I really don’t have much experience with this subject at all, so let’s learn together.

First, I had to procure some organic pickling cucumbers, which turned out not as easy as I thought it would be.  But I got ’em.  Today, I scrubbed them well and cut them in halves or fourths, depending on their size.  Some were quite fat and very nice (I got them from two different sources).

I thought for sure I’d have trouble filling a one gallon glass jar.  Not so.  I could have filled one and a half glass jars, so I split it in half between the two.

Don’t they look pretty?

Once the jars were loaded, I added mustard seed and dill that I home dried, a few tablespoons of sea salt and whey from my homemade kefir made with raw cows milk.  Then I filled the jars with filtered water from my Berkey water filter and put on the caps.  I’m supposed to leave these puppies at room temperature for three days and then place them in cold storage.

Here’s how they look on my counter right now.

So, I hope they turn out.  I tried a quart of these before without the whey (you’re supposed to be able to just add more sea salt) but they didn’t turn out.  I’ll keep you posted.  And, yes, they’re supposed to look cloudy.  That part probably takes some getting used to.

Soon, I will be making Master Tonic.  If you don’t know what that is, check out this video on YouTube.  I am bottling mine just as it’s done on the video to have on hand for colds, etc., this winter.  I’ll do a step by step with photos and post it when I make it.  I am also hoping to make some elderberry cough syrup.  I like the idea of having natural remedies at my finger tips, and I’ll know what’s in them!

What kind of natural remedies do you make or buy for your family?

This post is part of the Raising Homemakers Homemaking Link Up.


2 thoughts on “Pickles Anyone?

  1. Hi, I hope you’ll excuse me for this, but I see from your pic of the gallon jars that the pickles are “floating” in your brine – if this is true, no matter what kind of brine you’re using, you will have mold growing on the top of your pickles – to avoid that happening, you need to put a plate with a weight on top of the pickles, so that the liquid covers all the pickles (and maybe the plate too).

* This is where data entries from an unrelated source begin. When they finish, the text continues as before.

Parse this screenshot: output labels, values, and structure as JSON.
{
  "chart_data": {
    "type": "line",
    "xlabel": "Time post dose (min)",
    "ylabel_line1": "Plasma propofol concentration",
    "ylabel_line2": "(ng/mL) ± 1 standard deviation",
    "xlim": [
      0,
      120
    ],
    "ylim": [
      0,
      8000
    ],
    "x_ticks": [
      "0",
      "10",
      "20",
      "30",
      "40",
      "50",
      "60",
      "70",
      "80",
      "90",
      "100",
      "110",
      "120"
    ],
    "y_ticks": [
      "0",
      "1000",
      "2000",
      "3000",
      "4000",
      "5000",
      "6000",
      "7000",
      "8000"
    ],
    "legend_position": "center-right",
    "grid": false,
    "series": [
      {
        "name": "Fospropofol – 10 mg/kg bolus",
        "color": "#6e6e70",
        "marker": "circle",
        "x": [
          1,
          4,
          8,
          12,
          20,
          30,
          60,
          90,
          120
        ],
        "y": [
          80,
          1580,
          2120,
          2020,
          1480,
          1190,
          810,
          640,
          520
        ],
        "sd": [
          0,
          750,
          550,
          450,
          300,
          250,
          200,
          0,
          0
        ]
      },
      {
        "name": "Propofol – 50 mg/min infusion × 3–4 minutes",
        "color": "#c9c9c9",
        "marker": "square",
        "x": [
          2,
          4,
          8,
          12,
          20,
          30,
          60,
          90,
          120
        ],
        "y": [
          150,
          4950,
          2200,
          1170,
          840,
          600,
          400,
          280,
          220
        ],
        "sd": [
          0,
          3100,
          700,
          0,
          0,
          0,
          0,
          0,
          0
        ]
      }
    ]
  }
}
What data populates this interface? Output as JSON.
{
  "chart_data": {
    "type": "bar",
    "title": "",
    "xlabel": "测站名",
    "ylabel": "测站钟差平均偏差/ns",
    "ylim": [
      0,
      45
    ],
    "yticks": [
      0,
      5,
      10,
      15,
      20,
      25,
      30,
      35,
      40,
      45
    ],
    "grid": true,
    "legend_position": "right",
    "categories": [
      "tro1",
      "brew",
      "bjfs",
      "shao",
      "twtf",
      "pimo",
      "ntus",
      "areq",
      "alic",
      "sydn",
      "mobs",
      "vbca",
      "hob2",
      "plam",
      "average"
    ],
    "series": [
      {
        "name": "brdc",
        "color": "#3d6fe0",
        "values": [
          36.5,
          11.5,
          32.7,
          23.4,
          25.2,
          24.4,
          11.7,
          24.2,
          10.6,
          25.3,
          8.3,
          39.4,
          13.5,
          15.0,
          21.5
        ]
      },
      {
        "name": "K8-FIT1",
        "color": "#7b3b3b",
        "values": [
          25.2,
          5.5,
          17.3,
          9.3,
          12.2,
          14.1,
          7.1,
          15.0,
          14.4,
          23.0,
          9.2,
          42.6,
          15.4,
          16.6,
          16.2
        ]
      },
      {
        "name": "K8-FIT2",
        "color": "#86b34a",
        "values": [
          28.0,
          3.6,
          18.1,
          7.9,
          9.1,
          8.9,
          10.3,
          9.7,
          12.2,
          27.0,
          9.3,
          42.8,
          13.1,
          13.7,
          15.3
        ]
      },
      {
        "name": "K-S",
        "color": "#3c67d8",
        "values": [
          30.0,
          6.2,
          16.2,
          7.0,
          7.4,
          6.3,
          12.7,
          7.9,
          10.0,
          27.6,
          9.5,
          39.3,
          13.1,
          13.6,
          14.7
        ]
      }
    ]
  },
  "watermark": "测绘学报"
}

    Best of luck with your pickles.

    • Thank you so much. I wish my instructions had told me to do that. I am going to throw out the pickles that were on top -they were pretty mushy anyway. The others should be safe to eat, according to what I’ve read. I hope that’s right, because that was a lot of pickles! If I had it to do again, I would have stuffed all of them in one jar and made sure they were submerged. Live and learn!